Pas besoin d’être Lorànt Deutsch pour savoir qu’avant de devenir le musée que l’on connaît, Orsay était une gare qui accueillait les voyageurs venus de Bordeaux, Nantes et Toulouse. Et dans cette gare se trouvait un hôtel. Tous l’ont oublié mais Sophie Calle, elle, s'en souvient. Elle se souvient du papier peint décrépit et des longs couloirs, et surtout, elle se souvient de la chambre 501.
Nous sommes en 1978, Sophie Calle n’a que 25 ans et le grand hôtel a connu des jours meilleurs. Complètement vidé et désaffecté pour se préparer à devenir le spot favori des impressionnistes, l’hôtel devient l’atelier clandestin de la jeune Sophie. Elle n’y dort pas, ça la fait flipper. Mais elle y bosse, y accumule des objets trouvés la journée, des fiches clients, elle photographie sa piaule. De cette époque, elle conserve un butin fait de bricoles rouillées et de trésors souillés, à partir desquels elle inventera tout un univers. Les souvenirs fantomatiques des résidents disparus annoncent une pratique qui guidera le travail de l’artiste, situé entre récits intimes, mémoire et contes fantasmés. “Après coup, j'ai compris qu'il s'agissait peut-être de mon premier projet, débuté avant même Les Dormeurs (1979) et Suite vénitienne (1980)”, confie Sophie Calle. Un premier projet qui voit le jour quarante piges plus tard.

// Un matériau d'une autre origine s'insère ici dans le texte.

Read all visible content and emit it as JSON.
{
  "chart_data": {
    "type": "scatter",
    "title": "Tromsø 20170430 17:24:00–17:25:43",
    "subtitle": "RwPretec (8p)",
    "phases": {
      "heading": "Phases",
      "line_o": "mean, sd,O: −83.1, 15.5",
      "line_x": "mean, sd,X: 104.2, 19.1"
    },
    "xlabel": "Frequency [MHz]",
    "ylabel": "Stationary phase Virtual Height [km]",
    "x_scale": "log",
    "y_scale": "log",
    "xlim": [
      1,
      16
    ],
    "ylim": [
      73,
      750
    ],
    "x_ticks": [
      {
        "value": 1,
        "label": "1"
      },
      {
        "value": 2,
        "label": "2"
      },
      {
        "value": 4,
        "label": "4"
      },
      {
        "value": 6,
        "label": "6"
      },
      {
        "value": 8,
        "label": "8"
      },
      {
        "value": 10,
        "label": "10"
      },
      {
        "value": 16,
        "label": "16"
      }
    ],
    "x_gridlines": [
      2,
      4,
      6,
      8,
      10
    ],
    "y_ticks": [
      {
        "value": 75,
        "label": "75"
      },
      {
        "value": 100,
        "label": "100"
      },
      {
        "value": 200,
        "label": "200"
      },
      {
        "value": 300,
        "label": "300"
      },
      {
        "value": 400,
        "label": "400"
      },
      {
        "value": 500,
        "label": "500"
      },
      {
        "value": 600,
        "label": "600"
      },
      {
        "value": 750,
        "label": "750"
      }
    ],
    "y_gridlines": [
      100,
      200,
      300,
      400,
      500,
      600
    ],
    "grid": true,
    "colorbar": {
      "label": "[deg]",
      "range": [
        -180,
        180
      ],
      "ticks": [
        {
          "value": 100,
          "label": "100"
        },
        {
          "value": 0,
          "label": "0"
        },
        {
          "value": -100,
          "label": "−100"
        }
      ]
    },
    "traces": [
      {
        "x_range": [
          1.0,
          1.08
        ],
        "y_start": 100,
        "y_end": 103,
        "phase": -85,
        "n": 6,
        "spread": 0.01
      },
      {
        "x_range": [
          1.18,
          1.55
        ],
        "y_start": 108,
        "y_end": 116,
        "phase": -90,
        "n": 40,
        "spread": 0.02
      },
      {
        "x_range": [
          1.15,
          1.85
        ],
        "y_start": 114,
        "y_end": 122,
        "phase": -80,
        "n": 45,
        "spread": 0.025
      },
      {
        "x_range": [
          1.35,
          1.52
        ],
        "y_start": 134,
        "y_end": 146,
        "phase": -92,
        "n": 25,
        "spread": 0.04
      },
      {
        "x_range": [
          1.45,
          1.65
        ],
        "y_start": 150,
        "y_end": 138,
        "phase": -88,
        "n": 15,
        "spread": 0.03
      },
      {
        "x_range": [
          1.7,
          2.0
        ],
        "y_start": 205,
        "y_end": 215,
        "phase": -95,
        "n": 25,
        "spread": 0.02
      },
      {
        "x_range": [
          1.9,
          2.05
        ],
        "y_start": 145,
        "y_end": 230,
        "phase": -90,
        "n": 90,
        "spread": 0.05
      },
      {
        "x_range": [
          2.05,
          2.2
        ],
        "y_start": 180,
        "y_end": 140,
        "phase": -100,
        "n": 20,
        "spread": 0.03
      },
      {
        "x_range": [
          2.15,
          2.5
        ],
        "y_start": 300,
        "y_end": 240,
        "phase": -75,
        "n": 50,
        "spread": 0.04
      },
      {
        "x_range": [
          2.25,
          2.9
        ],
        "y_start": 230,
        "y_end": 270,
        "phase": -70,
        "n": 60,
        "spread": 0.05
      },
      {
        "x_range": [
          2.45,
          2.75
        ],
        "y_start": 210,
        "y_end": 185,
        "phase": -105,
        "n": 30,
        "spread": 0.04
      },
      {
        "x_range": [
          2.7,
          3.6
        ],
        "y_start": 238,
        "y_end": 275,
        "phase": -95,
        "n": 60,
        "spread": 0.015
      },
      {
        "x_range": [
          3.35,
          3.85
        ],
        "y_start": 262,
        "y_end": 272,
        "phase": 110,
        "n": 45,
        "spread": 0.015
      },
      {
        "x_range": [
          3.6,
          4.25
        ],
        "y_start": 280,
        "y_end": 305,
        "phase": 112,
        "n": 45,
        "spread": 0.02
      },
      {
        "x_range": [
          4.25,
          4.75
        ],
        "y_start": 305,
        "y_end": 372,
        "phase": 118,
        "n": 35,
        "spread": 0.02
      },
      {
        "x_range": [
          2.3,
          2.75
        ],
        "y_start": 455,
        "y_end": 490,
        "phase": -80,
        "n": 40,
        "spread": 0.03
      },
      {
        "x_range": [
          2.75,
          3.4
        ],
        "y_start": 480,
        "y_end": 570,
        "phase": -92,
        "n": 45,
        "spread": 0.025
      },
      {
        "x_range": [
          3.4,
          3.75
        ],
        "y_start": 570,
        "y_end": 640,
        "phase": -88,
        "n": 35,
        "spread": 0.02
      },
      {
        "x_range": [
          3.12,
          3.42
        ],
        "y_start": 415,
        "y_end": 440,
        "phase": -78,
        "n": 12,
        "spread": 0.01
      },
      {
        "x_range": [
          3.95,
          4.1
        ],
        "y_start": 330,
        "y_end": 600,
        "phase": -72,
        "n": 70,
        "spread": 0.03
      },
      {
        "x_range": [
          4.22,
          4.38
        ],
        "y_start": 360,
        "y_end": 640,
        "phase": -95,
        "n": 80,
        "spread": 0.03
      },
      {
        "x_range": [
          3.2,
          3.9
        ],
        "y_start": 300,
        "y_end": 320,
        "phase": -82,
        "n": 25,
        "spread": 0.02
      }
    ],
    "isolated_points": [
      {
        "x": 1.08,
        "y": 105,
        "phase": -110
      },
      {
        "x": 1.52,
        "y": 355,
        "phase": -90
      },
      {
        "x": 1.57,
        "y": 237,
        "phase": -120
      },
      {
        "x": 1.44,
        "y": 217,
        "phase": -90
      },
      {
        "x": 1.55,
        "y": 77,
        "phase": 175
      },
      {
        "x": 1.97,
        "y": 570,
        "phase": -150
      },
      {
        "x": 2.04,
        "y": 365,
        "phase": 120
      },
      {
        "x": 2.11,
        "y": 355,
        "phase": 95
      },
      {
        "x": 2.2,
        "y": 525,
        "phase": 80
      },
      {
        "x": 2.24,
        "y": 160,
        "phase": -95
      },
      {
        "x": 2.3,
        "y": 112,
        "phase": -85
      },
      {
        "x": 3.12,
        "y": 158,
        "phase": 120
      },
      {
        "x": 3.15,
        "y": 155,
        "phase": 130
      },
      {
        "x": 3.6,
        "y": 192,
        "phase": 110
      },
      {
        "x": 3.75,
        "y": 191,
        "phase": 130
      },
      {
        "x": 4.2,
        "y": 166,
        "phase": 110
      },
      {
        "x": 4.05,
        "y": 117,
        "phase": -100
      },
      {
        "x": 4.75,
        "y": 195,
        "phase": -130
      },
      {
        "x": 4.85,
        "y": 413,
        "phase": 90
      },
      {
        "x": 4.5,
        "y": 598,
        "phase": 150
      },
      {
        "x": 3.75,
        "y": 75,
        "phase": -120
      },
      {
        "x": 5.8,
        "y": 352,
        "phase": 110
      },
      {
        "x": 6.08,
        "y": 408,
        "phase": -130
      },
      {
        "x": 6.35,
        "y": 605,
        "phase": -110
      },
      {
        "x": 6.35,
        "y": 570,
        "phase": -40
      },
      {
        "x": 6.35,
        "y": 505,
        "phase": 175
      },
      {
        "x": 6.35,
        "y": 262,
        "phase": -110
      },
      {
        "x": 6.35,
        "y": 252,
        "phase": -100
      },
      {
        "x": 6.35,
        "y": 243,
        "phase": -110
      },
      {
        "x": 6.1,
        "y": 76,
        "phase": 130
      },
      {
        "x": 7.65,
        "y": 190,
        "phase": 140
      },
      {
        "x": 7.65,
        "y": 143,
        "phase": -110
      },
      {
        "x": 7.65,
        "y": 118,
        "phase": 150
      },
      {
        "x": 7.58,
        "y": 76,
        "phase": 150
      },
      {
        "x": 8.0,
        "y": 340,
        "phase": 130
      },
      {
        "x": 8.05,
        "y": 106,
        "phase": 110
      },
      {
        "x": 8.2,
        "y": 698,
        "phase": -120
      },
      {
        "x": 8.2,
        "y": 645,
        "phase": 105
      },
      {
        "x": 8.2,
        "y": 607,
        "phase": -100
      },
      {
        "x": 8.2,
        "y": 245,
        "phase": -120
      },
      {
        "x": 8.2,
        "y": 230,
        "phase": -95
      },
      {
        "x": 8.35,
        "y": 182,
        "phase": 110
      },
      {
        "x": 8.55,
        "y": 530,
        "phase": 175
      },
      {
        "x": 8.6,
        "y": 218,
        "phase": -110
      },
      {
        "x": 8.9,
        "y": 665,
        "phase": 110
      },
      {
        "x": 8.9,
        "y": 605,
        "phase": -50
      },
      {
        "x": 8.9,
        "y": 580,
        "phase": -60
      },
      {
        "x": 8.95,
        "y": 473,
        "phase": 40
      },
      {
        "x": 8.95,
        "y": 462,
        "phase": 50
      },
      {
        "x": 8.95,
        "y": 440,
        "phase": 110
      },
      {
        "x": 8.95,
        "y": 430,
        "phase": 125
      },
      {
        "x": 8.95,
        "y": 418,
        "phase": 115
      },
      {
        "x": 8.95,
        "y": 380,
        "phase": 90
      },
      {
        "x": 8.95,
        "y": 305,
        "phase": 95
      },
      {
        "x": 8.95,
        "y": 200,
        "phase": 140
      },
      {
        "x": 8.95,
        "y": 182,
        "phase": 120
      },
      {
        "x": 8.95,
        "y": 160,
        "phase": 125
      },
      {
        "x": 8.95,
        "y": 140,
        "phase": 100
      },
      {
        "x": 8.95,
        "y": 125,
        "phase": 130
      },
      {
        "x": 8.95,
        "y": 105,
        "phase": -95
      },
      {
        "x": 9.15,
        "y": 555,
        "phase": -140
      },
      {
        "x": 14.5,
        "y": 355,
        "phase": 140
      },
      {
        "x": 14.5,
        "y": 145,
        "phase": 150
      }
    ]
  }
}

Plus qu’une expo, c’est une œuvre totale que l’on est amené à voir au musée d’Orsay. Les objets et les photos la composant s’accompagnent de textes rédigés par son invité, l’archéologue Jean-Paul Demoule. Chaque œuvre est associée à deux commentaires : l’un bleu, l’un noir. L’un historique et factuel, l’autre complètement imaginaire (et souvent très marrant). Comme à son habitude, Sophie Calle nous plonge dans un monde entre rêve et réalité, enquête et documentation, ready-made et création. Avec, toujours, comme résultat, de la poésie à l’état pur.